LONDON

LONGMANS, GREEN, AND CO.

AND NEW YORK: 15 EAST 16th STREET

1890

All rights reserved

[PREFACE]
TO
THE THIRD VOLUME.

By a mistake which was not the author’s, the title-pages of its first instalment described this book as being in two volumes. A third had, nevertheless, been previously announced, and this promise is now fulfilled. The Desmond and Tyrone rebellions, the destruction of the Armada, the disastrous enterprise of Essex, and two foreign invasions, have been described in some detail; and even those who speak slightingly of drum and trumpet histories may find something of interest in the adventures of Captain Cuellar, and in the chapter on Elizabethan Ireland.
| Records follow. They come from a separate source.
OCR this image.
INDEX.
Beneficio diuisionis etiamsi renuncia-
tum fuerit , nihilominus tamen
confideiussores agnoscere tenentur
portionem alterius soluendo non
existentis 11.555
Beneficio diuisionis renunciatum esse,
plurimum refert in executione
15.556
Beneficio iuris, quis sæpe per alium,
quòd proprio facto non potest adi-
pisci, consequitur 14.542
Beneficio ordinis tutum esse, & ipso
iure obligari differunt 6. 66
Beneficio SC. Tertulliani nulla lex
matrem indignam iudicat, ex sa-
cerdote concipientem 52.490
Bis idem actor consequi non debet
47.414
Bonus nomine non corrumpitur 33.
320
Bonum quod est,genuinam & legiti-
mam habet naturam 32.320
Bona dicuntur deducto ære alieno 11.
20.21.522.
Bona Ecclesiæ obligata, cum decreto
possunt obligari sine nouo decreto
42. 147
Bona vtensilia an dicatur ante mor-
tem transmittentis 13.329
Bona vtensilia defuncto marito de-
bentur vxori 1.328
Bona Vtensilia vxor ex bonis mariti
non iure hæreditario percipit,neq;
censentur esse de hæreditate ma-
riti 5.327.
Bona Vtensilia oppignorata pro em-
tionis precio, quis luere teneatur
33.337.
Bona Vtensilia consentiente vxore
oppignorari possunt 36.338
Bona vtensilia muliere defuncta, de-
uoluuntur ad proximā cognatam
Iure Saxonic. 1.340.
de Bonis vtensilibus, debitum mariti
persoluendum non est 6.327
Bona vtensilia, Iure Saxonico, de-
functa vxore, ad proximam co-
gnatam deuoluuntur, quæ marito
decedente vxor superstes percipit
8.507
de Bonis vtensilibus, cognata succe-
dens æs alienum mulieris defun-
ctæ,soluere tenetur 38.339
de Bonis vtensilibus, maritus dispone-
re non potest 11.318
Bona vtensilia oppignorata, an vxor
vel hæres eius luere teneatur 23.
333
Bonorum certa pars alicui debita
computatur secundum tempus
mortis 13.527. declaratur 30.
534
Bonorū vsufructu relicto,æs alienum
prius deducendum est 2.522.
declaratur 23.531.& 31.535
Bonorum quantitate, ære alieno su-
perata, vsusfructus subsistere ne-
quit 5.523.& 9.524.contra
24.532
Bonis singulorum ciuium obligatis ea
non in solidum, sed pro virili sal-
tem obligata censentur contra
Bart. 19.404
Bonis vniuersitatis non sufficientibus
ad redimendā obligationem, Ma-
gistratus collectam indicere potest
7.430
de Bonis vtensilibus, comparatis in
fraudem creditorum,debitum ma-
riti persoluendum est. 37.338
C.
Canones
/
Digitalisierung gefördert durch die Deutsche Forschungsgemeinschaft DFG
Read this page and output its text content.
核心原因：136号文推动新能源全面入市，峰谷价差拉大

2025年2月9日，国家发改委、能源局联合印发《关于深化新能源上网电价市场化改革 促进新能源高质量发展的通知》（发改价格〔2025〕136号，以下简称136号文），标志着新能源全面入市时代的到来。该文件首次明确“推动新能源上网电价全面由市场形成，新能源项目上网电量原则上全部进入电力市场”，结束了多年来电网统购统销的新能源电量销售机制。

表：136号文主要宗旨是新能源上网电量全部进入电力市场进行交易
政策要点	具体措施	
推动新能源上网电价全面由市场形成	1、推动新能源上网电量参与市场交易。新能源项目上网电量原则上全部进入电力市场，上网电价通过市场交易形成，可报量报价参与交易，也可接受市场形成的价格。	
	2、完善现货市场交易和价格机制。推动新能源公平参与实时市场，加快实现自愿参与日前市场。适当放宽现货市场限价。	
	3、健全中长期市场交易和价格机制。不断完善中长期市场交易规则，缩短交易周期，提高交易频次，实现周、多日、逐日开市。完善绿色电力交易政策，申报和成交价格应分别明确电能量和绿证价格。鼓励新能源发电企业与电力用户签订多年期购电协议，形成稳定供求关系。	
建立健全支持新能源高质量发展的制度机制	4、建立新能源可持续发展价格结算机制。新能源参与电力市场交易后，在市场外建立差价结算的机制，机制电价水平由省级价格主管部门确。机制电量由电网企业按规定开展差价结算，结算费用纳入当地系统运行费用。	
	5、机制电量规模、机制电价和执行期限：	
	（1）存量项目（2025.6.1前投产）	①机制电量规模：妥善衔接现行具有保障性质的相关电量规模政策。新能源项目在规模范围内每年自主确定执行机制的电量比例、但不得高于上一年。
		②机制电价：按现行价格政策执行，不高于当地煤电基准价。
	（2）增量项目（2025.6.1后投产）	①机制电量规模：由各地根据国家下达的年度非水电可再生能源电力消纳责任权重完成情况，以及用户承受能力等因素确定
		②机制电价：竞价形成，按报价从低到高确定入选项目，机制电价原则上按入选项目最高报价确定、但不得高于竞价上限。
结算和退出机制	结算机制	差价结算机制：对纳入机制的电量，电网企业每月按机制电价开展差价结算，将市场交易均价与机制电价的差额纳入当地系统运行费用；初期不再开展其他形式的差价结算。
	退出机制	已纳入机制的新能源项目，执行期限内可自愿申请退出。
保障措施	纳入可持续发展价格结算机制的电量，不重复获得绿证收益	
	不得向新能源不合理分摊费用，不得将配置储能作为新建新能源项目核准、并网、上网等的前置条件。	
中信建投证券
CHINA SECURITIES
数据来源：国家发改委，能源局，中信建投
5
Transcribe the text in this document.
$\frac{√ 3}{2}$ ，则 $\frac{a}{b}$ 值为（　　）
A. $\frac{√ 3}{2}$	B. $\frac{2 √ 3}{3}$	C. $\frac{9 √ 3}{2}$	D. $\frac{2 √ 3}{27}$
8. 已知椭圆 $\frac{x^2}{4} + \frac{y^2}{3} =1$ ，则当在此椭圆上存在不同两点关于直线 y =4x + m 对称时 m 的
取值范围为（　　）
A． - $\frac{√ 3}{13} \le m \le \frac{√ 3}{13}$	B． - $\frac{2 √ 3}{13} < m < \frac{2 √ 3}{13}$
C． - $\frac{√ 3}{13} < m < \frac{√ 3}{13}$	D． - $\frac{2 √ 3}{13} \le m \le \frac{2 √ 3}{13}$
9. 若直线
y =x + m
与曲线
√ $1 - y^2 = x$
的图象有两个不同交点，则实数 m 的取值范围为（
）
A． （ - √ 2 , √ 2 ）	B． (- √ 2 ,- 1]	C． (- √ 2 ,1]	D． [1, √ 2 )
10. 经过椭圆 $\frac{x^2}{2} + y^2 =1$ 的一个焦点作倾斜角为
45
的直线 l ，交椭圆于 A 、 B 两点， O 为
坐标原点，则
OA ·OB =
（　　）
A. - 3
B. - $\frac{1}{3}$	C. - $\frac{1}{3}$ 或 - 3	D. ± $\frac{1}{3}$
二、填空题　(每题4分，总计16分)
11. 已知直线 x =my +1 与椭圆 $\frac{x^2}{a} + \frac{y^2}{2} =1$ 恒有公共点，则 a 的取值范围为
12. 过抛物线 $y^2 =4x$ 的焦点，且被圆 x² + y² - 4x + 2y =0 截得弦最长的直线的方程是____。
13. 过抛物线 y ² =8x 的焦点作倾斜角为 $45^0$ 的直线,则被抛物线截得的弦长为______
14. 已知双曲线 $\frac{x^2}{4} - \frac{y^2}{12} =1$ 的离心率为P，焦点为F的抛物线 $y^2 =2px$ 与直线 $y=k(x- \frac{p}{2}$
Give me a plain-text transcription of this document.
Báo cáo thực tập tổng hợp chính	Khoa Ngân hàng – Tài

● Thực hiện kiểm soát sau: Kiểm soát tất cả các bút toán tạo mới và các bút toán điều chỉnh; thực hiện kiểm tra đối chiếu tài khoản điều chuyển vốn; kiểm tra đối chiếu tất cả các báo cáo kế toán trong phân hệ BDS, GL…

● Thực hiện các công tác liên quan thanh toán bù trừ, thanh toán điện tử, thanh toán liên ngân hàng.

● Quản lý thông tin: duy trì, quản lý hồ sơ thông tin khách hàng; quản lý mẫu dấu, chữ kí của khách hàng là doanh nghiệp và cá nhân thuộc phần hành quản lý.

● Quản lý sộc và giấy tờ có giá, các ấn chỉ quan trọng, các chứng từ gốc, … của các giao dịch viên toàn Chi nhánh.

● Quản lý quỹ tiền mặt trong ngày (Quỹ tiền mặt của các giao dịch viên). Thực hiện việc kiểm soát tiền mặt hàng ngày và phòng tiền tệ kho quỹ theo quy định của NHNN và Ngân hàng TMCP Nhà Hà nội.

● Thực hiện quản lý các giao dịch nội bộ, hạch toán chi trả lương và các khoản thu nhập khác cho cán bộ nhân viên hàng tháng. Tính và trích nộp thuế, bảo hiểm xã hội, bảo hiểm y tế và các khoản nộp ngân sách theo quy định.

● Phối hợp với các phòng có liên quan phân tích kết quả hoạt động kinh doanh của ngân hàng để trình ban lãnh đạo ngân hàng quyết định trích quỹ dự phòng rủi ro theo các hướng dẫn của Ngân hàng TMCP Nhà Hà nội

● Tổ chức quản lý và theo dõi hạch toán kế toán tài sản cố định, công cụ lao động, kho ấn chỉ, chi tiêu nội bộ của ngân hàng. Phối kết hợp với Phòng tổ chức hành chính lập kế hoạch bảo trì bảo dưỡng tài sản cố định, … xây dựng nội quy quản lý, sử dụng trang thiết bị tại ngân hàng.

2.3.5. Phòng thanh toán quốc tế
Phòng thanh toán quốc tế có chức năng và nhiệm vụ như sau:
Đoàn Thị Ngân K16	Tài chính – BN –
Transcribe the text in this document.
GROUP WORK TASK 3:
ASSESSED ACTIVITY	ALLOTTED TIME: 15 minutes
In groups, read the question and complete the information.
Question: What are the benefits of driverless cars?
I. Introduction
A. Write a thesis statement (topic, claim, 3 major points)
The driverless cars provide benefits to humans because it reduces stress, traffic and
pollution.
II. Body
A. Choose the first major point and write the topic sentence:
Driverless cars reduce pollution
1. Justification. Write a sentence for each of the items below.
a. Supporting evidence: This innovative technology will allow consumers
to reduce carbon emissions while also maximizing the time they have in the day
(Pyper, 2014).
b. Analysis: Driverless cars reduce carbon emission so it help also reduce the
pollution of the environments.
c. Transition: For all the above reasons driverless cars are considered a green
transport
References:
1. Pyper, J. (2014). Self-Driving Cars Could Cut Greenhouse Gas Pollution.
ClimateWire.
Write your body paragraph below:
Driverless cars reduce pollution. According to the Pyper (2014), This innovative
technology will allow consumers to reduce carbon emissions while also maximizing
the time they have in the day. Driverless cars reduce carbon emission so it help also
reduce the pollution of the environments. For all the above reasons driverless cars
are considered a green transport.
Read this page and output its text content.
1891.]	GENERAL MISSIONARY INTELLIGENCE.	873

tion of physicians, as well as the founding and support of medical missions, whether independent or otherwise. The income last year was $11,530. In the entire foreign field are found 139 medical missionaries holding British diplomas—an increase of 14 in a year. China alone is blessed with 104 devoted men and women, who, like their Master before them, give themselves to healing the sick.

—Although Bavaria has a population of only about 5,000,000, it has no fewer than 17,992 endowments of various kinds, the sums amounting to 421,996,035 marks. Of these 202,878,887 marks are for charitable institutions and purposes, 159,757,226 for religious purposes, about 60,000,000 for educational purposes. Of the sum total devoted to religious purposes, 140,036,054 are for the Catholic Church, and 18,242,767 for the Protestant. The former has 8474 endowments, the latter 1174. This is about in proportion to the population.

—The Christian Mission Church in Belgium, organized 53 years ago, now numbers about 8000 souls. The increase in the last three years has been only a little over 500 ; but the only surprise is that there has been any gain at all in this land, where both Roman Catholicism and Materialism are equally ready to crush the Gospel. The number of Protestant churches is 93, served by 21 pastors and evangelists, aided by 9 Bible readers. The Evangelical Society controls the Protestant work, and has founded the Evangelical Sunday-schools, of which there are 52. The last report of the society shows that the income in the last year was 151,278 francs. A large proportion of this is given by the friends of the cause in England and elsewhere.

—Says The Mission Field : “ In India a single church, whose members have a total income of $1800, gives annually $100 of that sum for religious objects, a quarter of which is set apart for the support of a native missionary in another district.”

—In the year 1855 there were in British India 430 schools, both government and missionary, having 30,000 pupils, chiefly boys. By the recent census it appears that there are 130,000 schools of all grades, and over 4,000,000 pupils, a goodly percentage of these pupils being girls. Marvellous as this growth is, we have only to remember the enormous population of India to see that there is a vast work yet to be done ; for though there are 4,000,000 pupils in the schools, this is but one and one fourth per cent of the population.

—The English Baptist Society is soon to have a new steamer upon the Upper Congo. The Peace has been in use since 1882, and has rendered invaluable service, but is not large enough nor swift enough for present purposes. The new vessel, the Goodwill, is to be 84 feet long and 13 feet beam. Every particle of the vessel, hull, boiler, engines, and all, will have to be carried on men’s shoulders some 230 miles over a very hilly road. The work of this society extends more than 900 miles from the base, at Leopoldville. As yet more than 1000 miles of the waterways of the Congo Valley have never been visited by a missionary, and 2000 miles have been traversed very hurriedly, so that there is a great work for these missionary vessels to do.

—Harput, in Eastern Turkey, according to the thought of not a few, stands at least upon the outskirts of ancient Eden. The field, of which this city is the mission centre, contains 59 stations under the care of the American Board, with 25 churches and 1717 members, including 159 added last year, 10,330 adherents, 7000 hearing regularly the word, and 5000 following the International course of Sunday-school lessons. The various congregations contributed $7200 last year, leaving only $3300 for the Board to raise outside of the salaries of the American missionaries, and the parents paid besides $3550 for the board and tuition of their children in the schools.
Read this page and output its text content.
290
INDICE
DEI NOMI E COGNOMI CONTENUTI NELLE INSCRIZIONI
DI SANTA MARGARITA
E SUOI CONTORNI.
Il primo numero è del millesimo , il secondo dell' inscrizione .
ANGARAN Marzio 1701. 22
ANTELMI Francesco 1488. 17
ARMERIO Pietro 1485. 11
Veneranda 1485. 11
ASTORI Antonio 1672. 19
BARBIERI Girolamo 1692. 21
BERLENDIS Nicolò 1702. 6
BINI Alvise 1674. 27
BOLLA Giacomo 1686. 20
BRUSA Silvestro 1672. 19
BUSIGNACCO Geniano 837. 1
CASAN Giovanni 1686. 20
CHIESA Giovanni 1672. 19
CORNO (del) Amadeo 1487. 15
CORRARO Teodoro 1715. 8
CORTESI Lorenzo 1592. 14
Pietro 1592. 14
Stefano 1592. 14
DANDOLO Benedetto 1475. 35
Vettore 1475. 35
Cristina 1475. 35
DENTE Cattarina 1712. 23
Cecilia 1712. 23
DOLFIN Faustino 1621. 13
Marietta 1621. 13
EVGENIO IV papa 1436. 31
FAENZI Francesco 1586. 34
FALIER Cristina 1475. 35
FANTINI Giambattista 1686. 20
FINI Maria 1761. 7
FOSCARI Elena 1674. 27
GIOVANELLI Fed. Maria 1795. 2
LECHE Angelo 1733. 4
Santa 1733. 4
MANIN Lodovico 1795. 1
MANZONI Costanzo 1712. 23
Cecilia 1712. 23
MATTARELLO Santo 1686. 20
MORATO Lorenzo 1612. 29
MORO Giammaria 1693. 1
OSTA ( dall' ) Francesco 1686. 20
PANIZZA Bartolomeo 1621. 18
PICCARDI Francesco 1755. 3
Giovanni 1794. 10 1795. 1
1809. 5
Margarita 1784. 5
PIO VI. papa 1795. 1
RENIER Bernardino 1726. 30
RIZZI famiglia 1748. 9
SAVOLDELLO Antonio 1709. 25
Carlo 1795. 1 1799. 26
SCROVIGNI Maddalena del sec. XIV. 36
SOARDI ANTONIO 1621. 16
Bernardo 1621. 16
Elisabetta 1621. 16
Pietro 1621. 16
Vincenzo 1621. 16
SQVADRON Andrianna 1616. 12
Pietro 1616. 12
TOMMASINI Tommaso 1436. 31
A critic has said that your true State-paper historian may be known by his ignorance of all that has already been printed on any given subject. If this wise saying be true, then am I no State-paper historian; for the number of original documents in print steadily increases as we go down the stream of time, and they have been freely drawn upon here. But by far the larger part still remains in manuscript, and the labour connected with them has been greater than before, since Mr. H. C. Hamilton’s guidance was wanting after 1592. Much help is given by Fynes Moryson’s history. Moryson was a great traveller, whose business it had been to study manners and customs, who was Mountjoy’s secretary during most of his time in Ireland, and whose brother held good official positions both before and after. Much of what this amusing writer says is corroborated by independent evidence. Other authorities are indicated in the foot-notes, or have been discussed in the preface to the first two volumes. Wherever no other collection is mentioned, it is to be understood that all letters and papers cited are in the public Record Office.